At the core, Lula offers technology-enabled tools such as customer vetting, fraud detection, driver history checks, policy management, and claims handling through its insurance partners.
It already has a waiting list of nearly 2,000 companies, which indicates that the demand is there.
✈️ THE TAKEAWAY
Pyments APIs 👉 Insurance APIs. The key thing that Stripe did (and the rest followed) was that it has built a payment API that eliminates the need for companies to build their own payment infrastructure. Accepting payments became hassle-free. We can’t say the same about insurance, especially in the digital first world, where underwriting episodic usage of assets becomes relevant (think of Ubers, Wolts, DoorDashes and the likes here). And globally, insruance is close to $6T industry, so there’s definitely a lot room for disruption.
🔎 What else I’m watching
BlackRock doubts crypto 🤔: in an interview with CNBC, Larry Fink, the CEO of >$6T asset manager, said the biz has seen very little demand for digital assets. Maybe crypto is not yet mainstream? 👀
India🇮🇳 shows Mastercard a stop sign ✋: The Reserve Bank of India aka RBI aka India’s Central Bank, has announced that Mastercard won’t be allowed to bring new domestic debit/credit/prepaid card customers onto its network starting July 22, 2021, due to non-compliance with data storage rules. The same was told earlier to AmEx & Diners Club. Yet another illustration that compliance is crucial when it comes to financial services.
It’s a match 💏: Discover is backing BNPL provider Sezzle with a $30M investment. Another BNPL play coming soon…
Valuations 💸: German digital bank N26 is in fundraising talks that could value the FinTech between $8B & $11B, according to Bloomberg. I’d be more positive here, especially following Revolut, and aim for at least $15-20B…
Small growth is still growth 📈: Bank of America posted positive second-quarter results. The total number of digital users in the second quarter was 40.5M, up from 39M a year ago.

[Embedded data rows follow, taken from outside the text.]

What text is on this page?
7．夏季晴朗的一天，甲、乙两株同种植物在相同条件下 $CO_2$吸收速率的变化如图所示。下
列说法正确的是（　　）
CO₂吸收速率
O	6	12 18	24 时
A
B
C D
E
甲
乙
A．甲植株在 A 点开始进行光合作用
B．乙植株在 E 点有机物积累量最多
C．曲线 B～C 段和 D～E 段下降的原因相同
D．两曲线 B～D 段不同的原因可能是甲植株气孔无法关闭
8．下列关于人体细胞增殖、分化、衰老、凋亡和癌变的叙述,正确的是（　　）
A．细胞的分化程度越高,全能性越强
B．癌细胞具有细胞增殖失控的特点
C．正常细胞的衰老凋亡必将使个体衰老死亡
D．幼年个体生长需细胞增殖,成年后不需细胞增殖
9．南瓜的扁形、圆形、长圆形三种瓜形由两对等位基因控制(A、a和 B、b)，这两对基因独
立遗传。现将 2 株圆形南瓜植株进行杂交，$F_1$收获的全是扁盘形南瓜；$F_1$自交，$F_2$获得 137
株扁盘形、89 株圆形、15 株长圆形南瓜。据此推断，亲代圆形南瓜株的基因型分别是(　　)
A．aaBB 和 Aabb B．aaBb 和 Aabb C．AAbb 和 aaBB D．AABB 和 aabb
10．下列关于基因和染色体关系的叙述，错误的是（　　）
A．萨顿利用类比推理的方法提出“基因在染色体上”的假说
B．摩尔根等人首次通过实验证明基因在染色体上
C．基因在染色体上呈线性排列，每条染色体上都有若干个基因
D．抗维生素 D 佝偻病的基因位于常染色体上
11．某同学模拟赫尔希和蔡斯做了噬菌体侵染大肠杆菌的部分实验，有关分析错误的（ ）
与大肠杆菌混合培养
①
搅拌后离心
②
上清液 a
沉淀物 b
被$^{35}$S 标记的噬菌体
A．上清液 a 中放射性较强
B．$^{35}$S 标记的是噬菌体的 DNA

Covid fraud hit Americans hard 😢: fraud and scams involving COVID-19 have taken from Americans’ wallets as much as $487.92M, according to data from the Federal Trade Commission (FTC). The median fraud loss was $366.
💸 Following the Money
Railsbank, which builds APIs for banking, payment cards, and credit products, has raised $70M in new equity funding.
Nethone, a Poland-based online fraud fighter has banked $6.7M in Series A to fight account takeover.
Brazil-based API-first embedded finance upstart Dinie has announced a $3.8M seed round.
Blockchain interoperability protocol Axelar raises $25M in Series A funding.